Italian sausage varies by brand. Some are very fatty, some less so. If the pan fills with oil, pour some out. If there’s barely any, add another tablespoon. You want the flavor, not a pool of grease.

One Pot Creamy Beans with Sausage
- 320 g crumbled Italian sausage, mild or spicy
- 30 ml olive oil
- 2 large garlic cloves, minced
- 20 ml tomato paste
- 140 g baby spinach (about 6 cups)
- 70 g sun-dried tomatoes in oil, julienned
- 2 cans 398 ml each white beans or Lima beans, rinsed and drained
- 250 ml 15% cooking cream or substitute with full fat coconut milk for dairy-free twist
- 25 ml fresh chopped basil leaves, plus extra for garnish
- Grilled bread slices to serve
- 1 Heat oil in large skillet over medium-high flame; crumble sausage in, stirring constantly. Timer less important than hearing the sizzle turn from fat popping to meat browning. Break it up well, no clumps.
- 2 Add minced garlic and tomato paste; stir 1 minute till fragrant but not burnt — garlic browns super fast, watch edges get golden, not black.
- 3 Toss in spinach and sun-dried tomatoes. Spinach should soften, lose volume; wait till leaves fold, a gentle wilt, not soggy drench. Tomatoes soak in immediate heat, releasing oily flavor.
- 4 Pour drained beans and cream in. Season lightly with salt and fresh cracked pepper. Bring just to simmer, bubbles teasing surface, then drop heat to low. Let sauce thicken naturally; about 3 to 4 minutes but trust texture, sauce coats spoon thickly yet still pourable.
- 5 Stir in chopped basil just before removing from heat. Smell that hit of fresh herb? That’s the sign to stop cooking or flavor dulls. Taste and adjust salt/pepper last minute.
- 6 Dish warm into bowls, scatter more basil on top. Toasted bread on side essential for mopping sauce.
Frequently Asked Questions About One Pot Sausage Dinner
Can you use a different type of bean? Red beans work. Black beans too. Lima beans are creamier though. Chickpeas are too firm. Stick with white, lima, or red.
What if you don’t have sun-dried tomatoes? Don’t use fresh tomatoes instead. They water everything down. Skip them and add another tablespoon of tomato paste. Different flavor but still works.
How long does this keep? Three days in the fridge, easy. Maybe four. Freezes fine. Thaw in the fridge overnight, reheat low and slow.

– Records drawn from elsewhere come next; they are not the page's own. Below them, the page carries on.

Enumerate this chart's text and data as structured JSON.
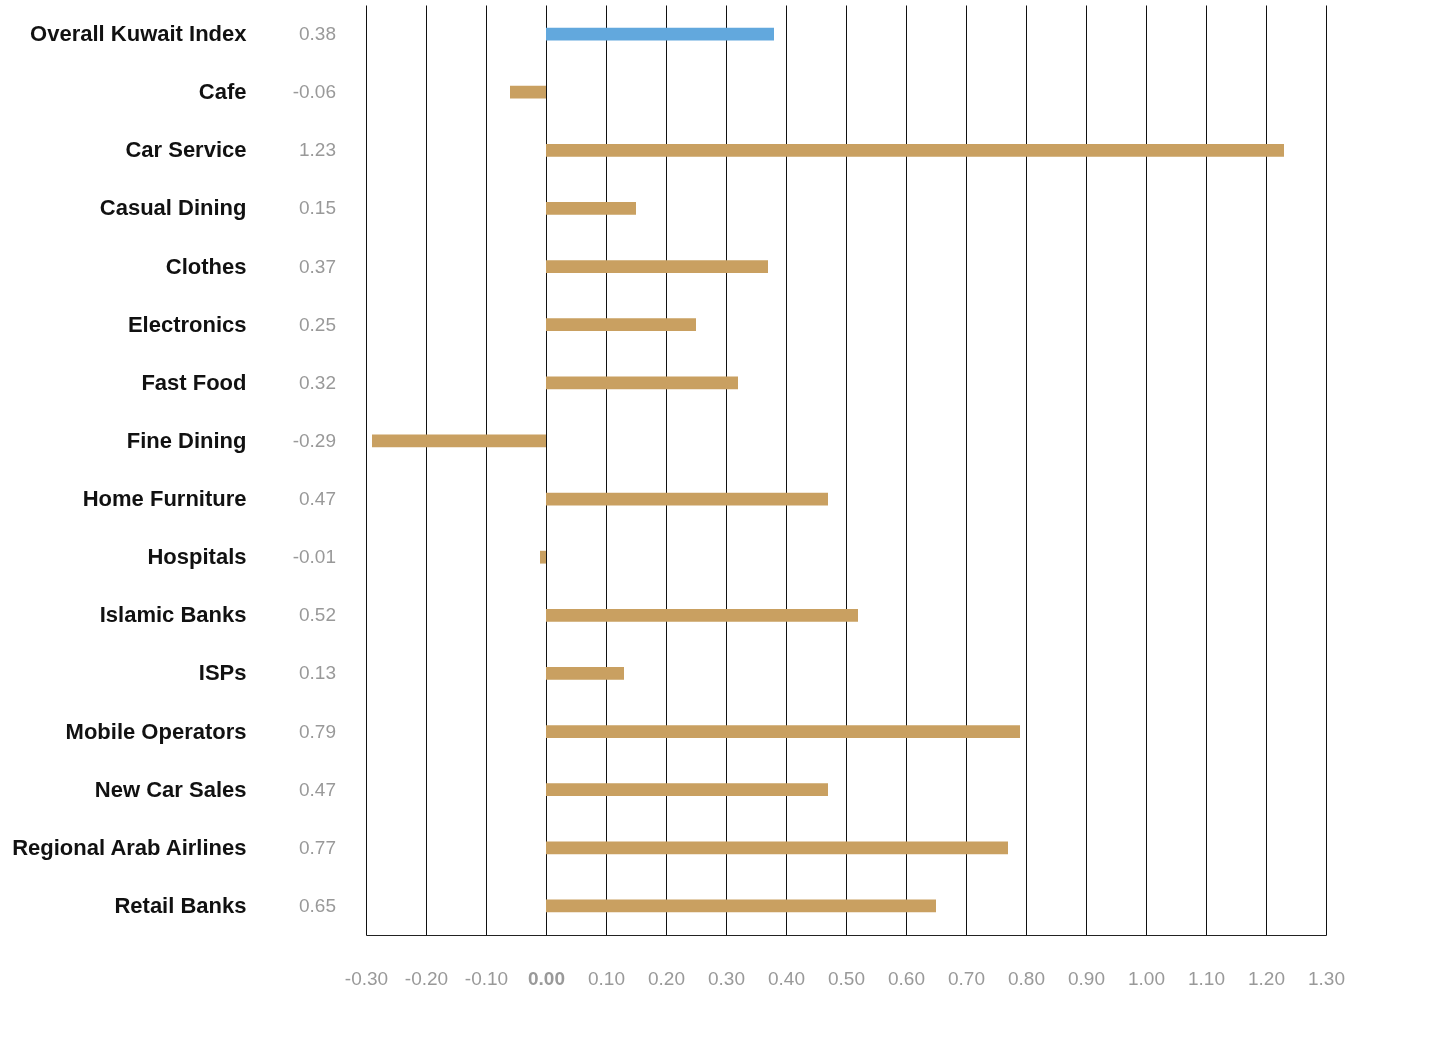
{
  "chart_data": {
    "type": "bar",
    "orientation": "horizontal",
    "categories": [
      "Overall Kuwait Index",
      "Cafe",
      "Car Service",
      "Casual Dining",
      "Clothes",
      "Electronics",
      "Fast Food",
      "Fine Dining",
      "Home Furniture",
      "Hospitals",
      "Islamic Banks",
      "ISPs",
      "Mobile Operators",
      "New Car Sales",
      "Regional Arab Airlines",
      "Retail Banks"
    ],
    "values": [
      0.38,
      -0.06,
      1.23,
      0.15,
      0.37,
      0.25,
      0.32,
      -0.29,
      0.47,
      -0.01,
      0.52,
      0.13,
      0.79,
      0.47,
      0.77,
      0.65
    ],
    "value_labels": [
      "0.38",
      "-0.06",
      "1.23",
      "0.15",
      "0.37",
      "0.25",
      "0.32",
      "-0.29",
      "0.47",
      "-0.01",
      "0.52",
      "0.13",
      "0.79",
      "0.47",
      "0.77",
      "0.65"
    ],
    "colors": [
      "#62a8dd",
      "#c9a061",
      "#c9a061",
      "#c9a061",
      "#c9a061",
      "#c9a061",
      "#c9a061",
      "#c9a061",
      "#c9a061",
      "#c9a061",
      "#c9a061",
      "#c9a061",
      "#c9a061",
      "#c9a061",
      "#c9a061",
      "#c9a061"
    ],
    "xlim": [
      -0.3,
      1.3
    ],
    "xticks": [
      {
        "value": -0.3,
        "label": "-0.30"
      },
      {
        "value": -0.2,
        "label": "-0.20"
      },
      {
        "value": -0.1,
        "label": "-0.10"
      },
      {
        "value": 0,
        "label": "0.00"
      },
      {
        "value": 0.1,
        "label": "0.10"
      },
      {
        "value": 0.2,
        "label": "0.20"
      },
      {
        "value": 0.3,
        "label": "0.30"
      },
      {
        "value": 0.4,
        "label": "0.40"
      },
      {
        "value": 0.5,
        "label": "0.50"
      },
      {
        "value": 0.6,
        "label": "0.60"
      },
      {
        "value": 0.7,
        "label": "0.70"
      },
      {
        "value": 0.8,
        "label": "0.80"
      },
      {
        "value": 0.9,
        "label": "0.90"
      },
      {
        "value": 1.0,
        "label": "1.00"
      },
      {
        "value": 1.1,
        "label": "1.10"
      },
      {
        "value": 1.2,
        "label": "1.20"
      },
      {
        "value": 1.3,
        "label": "1.30"
      }
    ],
    "grid": "x"
  }
}
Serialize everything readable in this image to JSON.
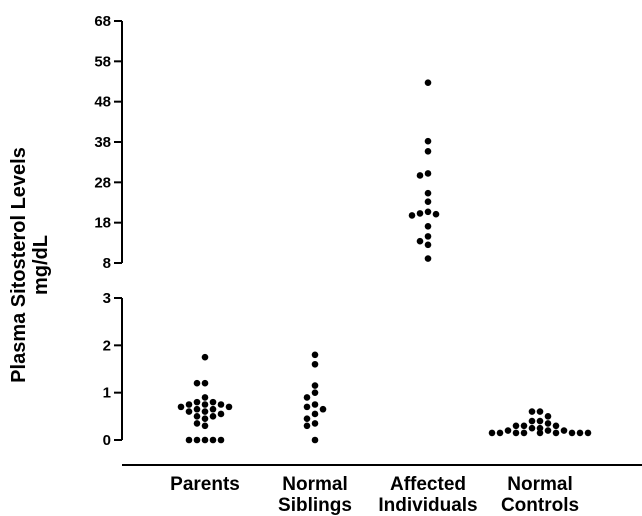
{
  "chart_data": {
    "type": "scatter",
    "title": "",
    "ylabel_lines": [
      "Plasma Sitosterol Levels",
      "mg/dL"
    ],
    "xlabel": "",
    "y_scale": "broken",
    "y_axis_segments": [
      {
        "range": [
          0,
          3
        ],
        "ticks": [
          0,
          1,
          2,
          3
        ]
      },
      {
        "range": [
          8,
          68
        ],
        "ticks": [
          8,
          18,
          28,
          38,
          48,
          58,
          68
        ]
      }
    ],
    "grid": false,
    "legend": "none",
    "categories": [
      {
        "label_lines": [
          "Parents"
        ],
        "values": [
          1.75,
          1.2,
          1.2,
          0.9,
          0.8,
          0.8,
          0.75,
          0.75,
          0.75,
          0.7,
          0.7,
          0.65,
          0.65,
          0.6,
          0.6,
          0.55,
          0.5,
          0.5,
          0.45,
          0.35,
          0.3,
          0,
          0,
          0,
          0,
          0
        ]
      },
      {
        "label_lines": [
          "Normal",
          "Siblings"
        ],
        "values": [
          1.8,
          1.6,
          1.15,
          1.0,
          0.9,
          0.75,
          0.7,
          0.65,
          0.55,
          0.45,
          0.35,
          0.3,
          0
        ]
      },
      {
        "label_lines": [
          "Affected",
          "Individuals"
        ],
        "values": [
          52.7,
          38.2,
          35.7,
          30.2,
          29.7,
          25.3,
          23.2,
          20.7,
          20.3,
          20.1,
          19.8,
          17.1,
          14.6,
          13.4,
          12.5,
          9.1
        ]
      },
      {
        "label_lines": [
          "Normal",
          "Controls"
        ],
        "values": [
          0.6,
          0.6,
          0.5,
          0.4,
          0.4,
          0.35,
          0.3,
          0.3,
          0.3,
          0.25,
          0.25,
          0.2,
          0.2,
          0.2,
          0.15,
          0.15,
          0.15,
          0.15,
          0.15,
          0.15,
          0.15,
          0.15,
          0.15
        ]
      }
    ]
  }
}
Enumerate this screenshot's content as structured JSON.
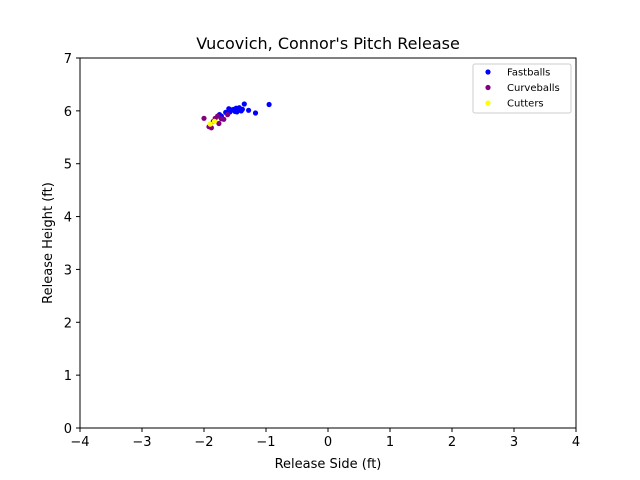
{
  "chart_data": {
    "type": "scatter",
    "title": "Vucovich, Connor's Pitch Release",
    "xlabel": "Release Side (ft)",
    "ylabel": "Release Height (ft)",
    "xlim": [
      -4,
      4
    ],
    "ylim": [
      0,
      7
    ],
    "xticks": [
      "−4",
      "−3",
      "−2",
      "−1",
      "0",
      "1",
      "2",
      "3",
      "4"
    ],
    "yticks": [
      "0",
      "1",
      "2",
      "3",
      "4",
      "5",
      "6",
      "7"
    ],
    "legend_position": "top-right",
    "grid": false,
    "series": [
      {
        "name": "Fastballs",
        "color": "#0000ff",
        "points": [
          [
            -1.75,
            5.93
          ],
          [
            -1.72,
            5.9
          ],
          [
            -1.65,
            5.97
          ],
          [
            -1.6,
            6.04
          ],
          [
            -1.58,
            5.98
          ],
          [
            -1.52,
            6.03
          ],
          [
            -1.5,
            5.99
          ],
          [
            -1.48,
            6.05
          ],
          [
            -1.45,
            6.02
          ],
          [
            -1.43,
            6.06
          ],
          [
            -1.4,
            6.0
          ],
          [
            -1.38,
            6.03
          ],
          [
            -1.35,
            6.13
          ],
          [
            -1.28,
            6.01
          ],
          [
            -1.17,
            5.96
          ],
          [
            -0.95,
            6.12
          ],
          [
            -1.55,
            6.02
          ],
          [
            -1.47,
            5.98
          ]
        ]
      },
      {
        "name": "Curveballs",
        "color": "#800080",
        "points": [
          [
            -2.0,
            5.86
          ],
          [
            -1.92,
            5.7
          ],
          [
            -1.88,
            5.68
          ],
          [
            -1.85,
            5.8
          ],
          [
            -1.82,
            5.86
          ],
          [
            -1.78,
            5.9
          ],
          [
            -1.76,
            5.76
          ],
          [
            -1.72,
            5.85
          ],
          [
            -1.68,
            5.84
          ],
          [
            -1.62,
            5.93
          ]
        ]
      },
      {
        "name": "Cutters",
        "color": "#ffff00",
        "points": [
          [
            -1.9,
            5.75
          ],
          [
            -1.83,
            5.8
          ]
        ]
      }
    ]
  }
}
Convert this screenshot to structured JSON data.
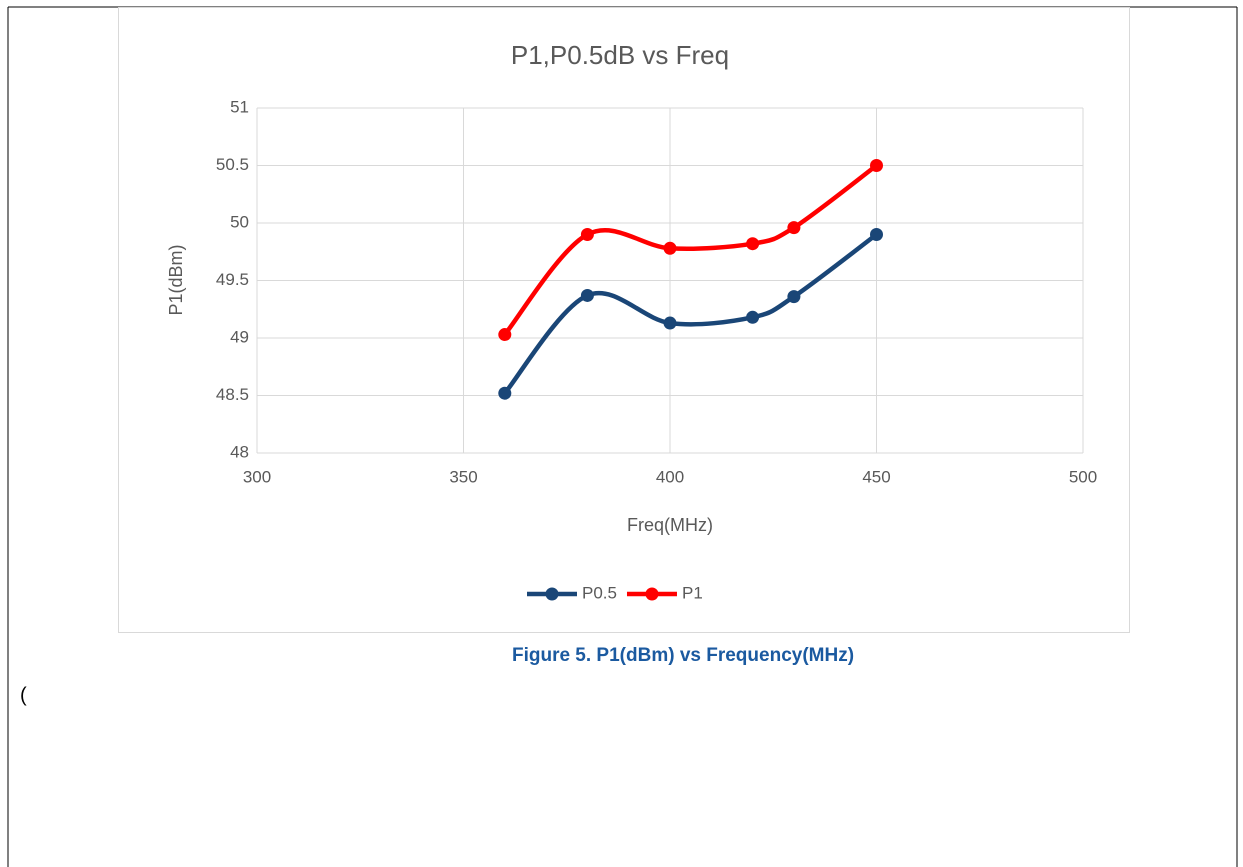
{
  "chart_data": {
    "type": "line",
    "title": "P1,P0.5dB vs Freq",
    "xlabel": "Freq(MHz)",
    "ylabel": "P1(dBm)",
    "x": [
      360,
      380,
      400,
      420,
      430,
      450
    ],
    "series": [
      {
        "name": "P0.5",
        "color": "#1a4677",
        "values": [
          48.52,
          49.37,
          49.13,
          49.18,
          49.36,
          49.9
        ]
      },
      {
        "name": "P1",
        "color": "#ff0000",
        "values": [
          49.03,
          49.9,
          49.78,
          49.82,
          49.96,
          50.5
        ]
      }
    ],
    "xlim": [
      300,
      500
    ],
    "xticks": [
      300,
      350,
      400,
      450,
      500
    ],
    "ylim": [
      48,
      51
    ],
    "yticks": [
      48,
      {
        "value": 48.5,
        "label": "48.5"
      },
      49,
      {
        "value": 49.5,
        "label": "49.5"
      },
      50,
      {
        "value": 50.5,
        "label": "50.5"
      },
      51
    ],
    "grid": true,
    "legend": "bottom",
    "smooth": true
  },
  "caption": "Figure 5. P1(dBm) vs Frequency(MHz)",
  "body_text": "("
}
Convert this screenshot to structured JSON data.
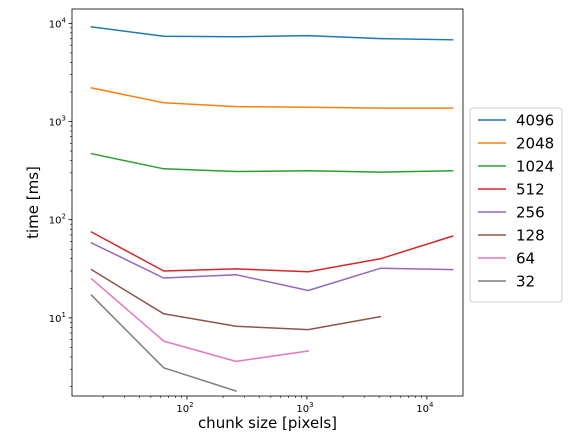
{
  "chart_data": {
    "type": "line",
    "xlabel": "chunk size [pixels]",
    "ylabel": "time [ms]",
    "xscale": "log",
    "yscale": "log",
    "xlim": [
      11,
      20000
    ],
    "ylim": [
      1.6,
      14000
    ],
    "x_ticks": [
      {
        "value": 100,
        "label": "10^2"
      },
      {
        "value": 1000,
        "label": "10^3"
      },
      {
        "value": 10000,
        "label": "10^4"
      }
    ],
    "y_ticks": [
      {
        "value": 10,
        "label": "10^1"
      },
      {
        "value": 100,
        "label": "10^2"
      },
      {
        "value": 1000,
        "label": "10^3"
      },
      {
        "value": 10000,
        "label": "10^4"
      }
    ],
    "grid": false,
    "legend_position": "outside-right",
    "series": [
      {
        "name": "4096",
        "color": "#1f77b4",
        "x": [
          16,
          64,
          256,
          1024,
          4096,
          16384
        ],
        "y": [
          9200,
          7400,
          7300,
          7500,
          7000,
          6800
        ]
      },
      {
        "name": "2048",
        "color": "#ff7f0e",
        "x": [
          16,
          64,
          256,
          1024,
          4096,
          16384
        ],
        "y": [
          2200,
          1550,
          1420,
          1400,
          1370,
          1370
        ]
      },
      {
        "name": "1024",
        "color": "#2ca02c",
        "x": [
          16,
          64,
          256,
          1024,
          4096,
          16384
        ],
        "y": [
          470,
          330,
          310,
          315,
          305,
          315
        ]
      },
      {
        "name": "512",
        "color": "#d62728",
        "x": [
          16,
          64,
          256,
          1024,
          4096,
          16384
        ],
        "y": [
          75,
          30,
          31.5,
          29.5,
          40,
          68
        ]
      },
      {
        "name": "256",
        "color": "#9467bd",
        "x": [
          16,
          64,
          256,
          1024,
          4096,
          16384
        ],
        "y": [
          58,
          25.5,
          27.5,
          19,
          32,
          31
        ]
      },
      {
        "name": "128",
        "color": "#8c564b",
        "x": [
          16,
          64,
          256,
          1024,
          4096
        ],
        "y": [
          31,
          11,
          8.2,
          7.6,
          10.3
        ]
      },
      {
        "name": "64",
        "color": "#e377c2",
        "x": [
          16,
          64,
          256,
          1024
        ],
        "y": [
          25,
          5.8,
          3.6,
          4.6
        ]
      },
      {
        "name": "32",
        "color": "#7f7f7f",
        "x": [
          16,
          64,
          256
        ],
        "y": [
          17,
          3.1,
          1.8
        ]
      }
    ]
  }
}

Can you make this dairy-free? Full fat coconut milk. One cup. Exactly the same amount as cream. Tastes less rich, slightly sweeter. Most people don’t notice unless you tell them.
Does the basil have to be fresh? Yes. Dried basil tastes like nothing here. Not worth adding. Leave it out instead.
What bread works best? Anything you can grill or toast. Sourdough’s ideal—structure holds up to sauce-soaking. Crusty stuff. Not soft bread.